The company derives from Thaddeus Fairbanks' 1823 founding of an ironworks in St. Johnsbury, Vermont. The company grew and operated independently until it was acquired by Penn-Texas Corporation in 1958. The conglomerate first renamed itself Fairbanks Whitney Corporation, then Colt Industries in 1964, taking the name from Colt Manufacturing, the maker of firearms and another asset of Penn-Texas. In 1990, Colt Industries sold its firearms business (to C.F. Holdings Corp as Colt's Manufacturing Company, Inc.) and became Coltec Industries. In 2002, Fairbanks Morse was spun off in a grouping named EnPro Industries, which on January 21, 2020, sold Fairbanks Morse to Arcline Investment Management.

Arcline named its new subsidiary Fairbanks Morse Defense, signaling its intention to pursue defense-sector sales.
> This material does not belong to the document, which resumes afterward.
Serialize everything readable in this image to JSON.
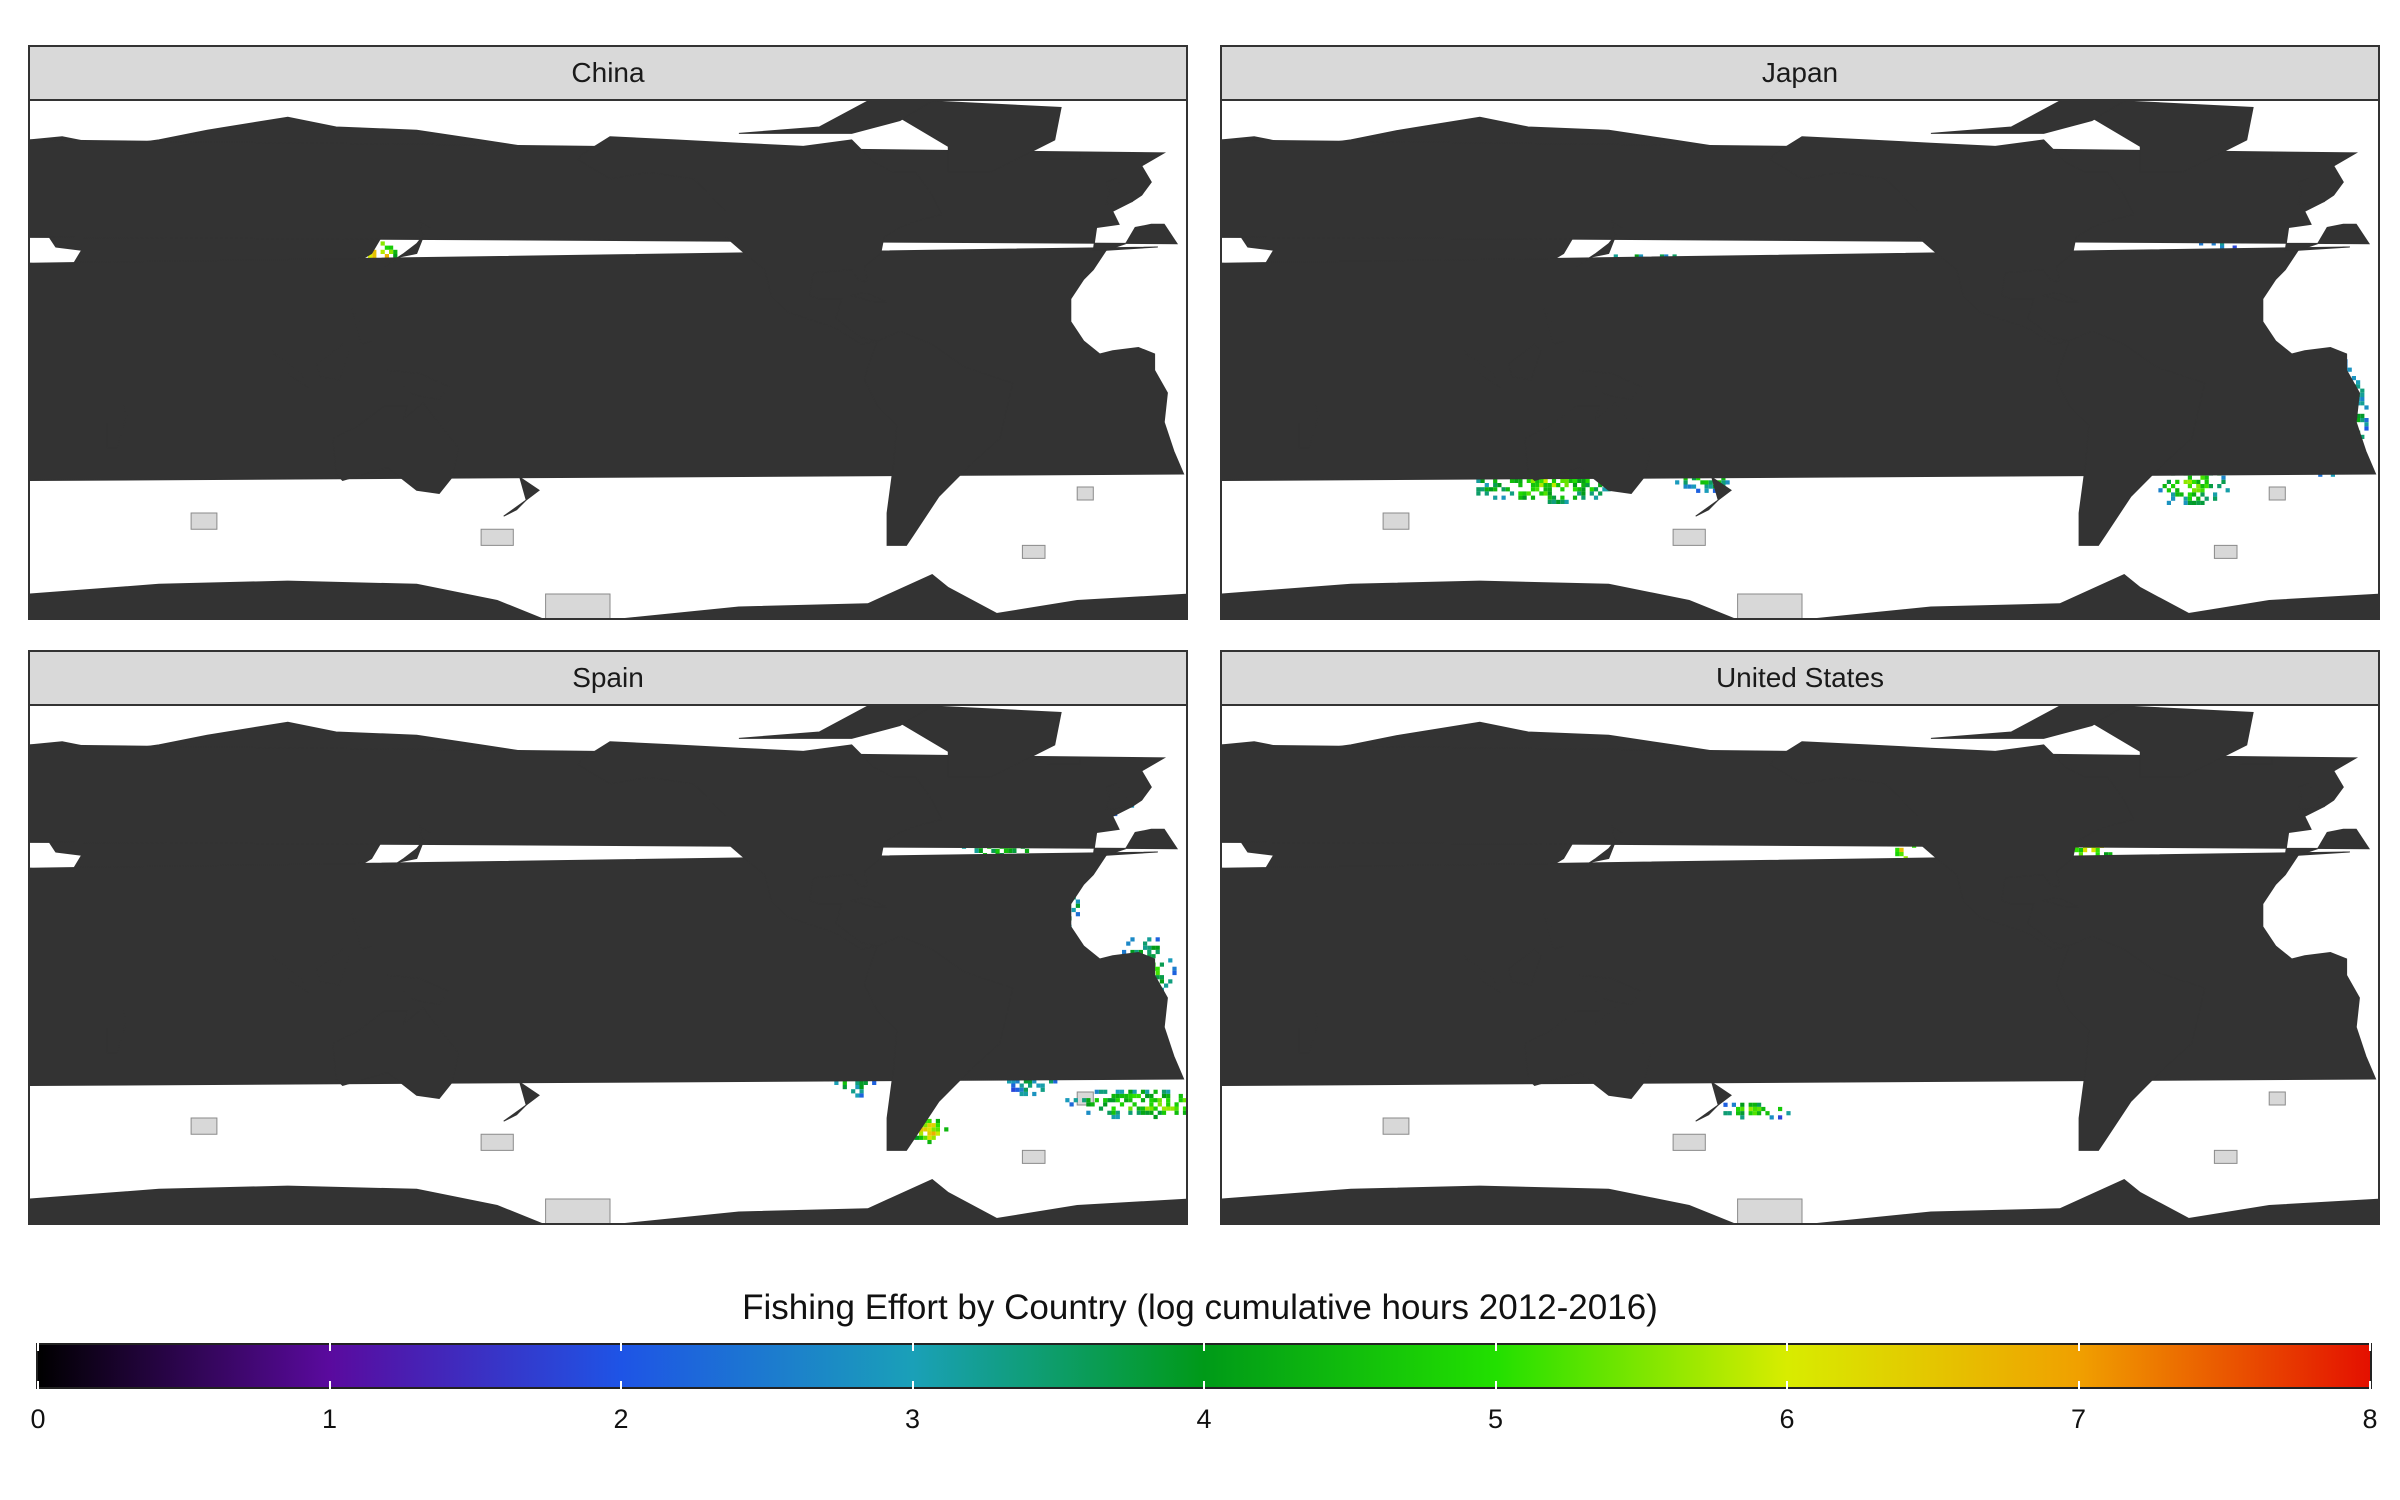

In 2021, the company acquired Ward Leonard, Welin Lambie,  and Hunt Valve, thus creating the Fairbanks Morse Defense family of brands. The expansion continued in 2022 with the addition of Federal Equipment Company, Maxim Watermakers, and Research Tool and Die (RT&D).

In October, Fairbanks Morse Defense acquired American Fan, and in 2024, the company purchased Massachusetts-based metalworking supplier Samtan Engineering Corporation.

In July 2025, the company acquired the Rolls-Royce Naval Propulsory business, including its Massachusetts and Ontario factories.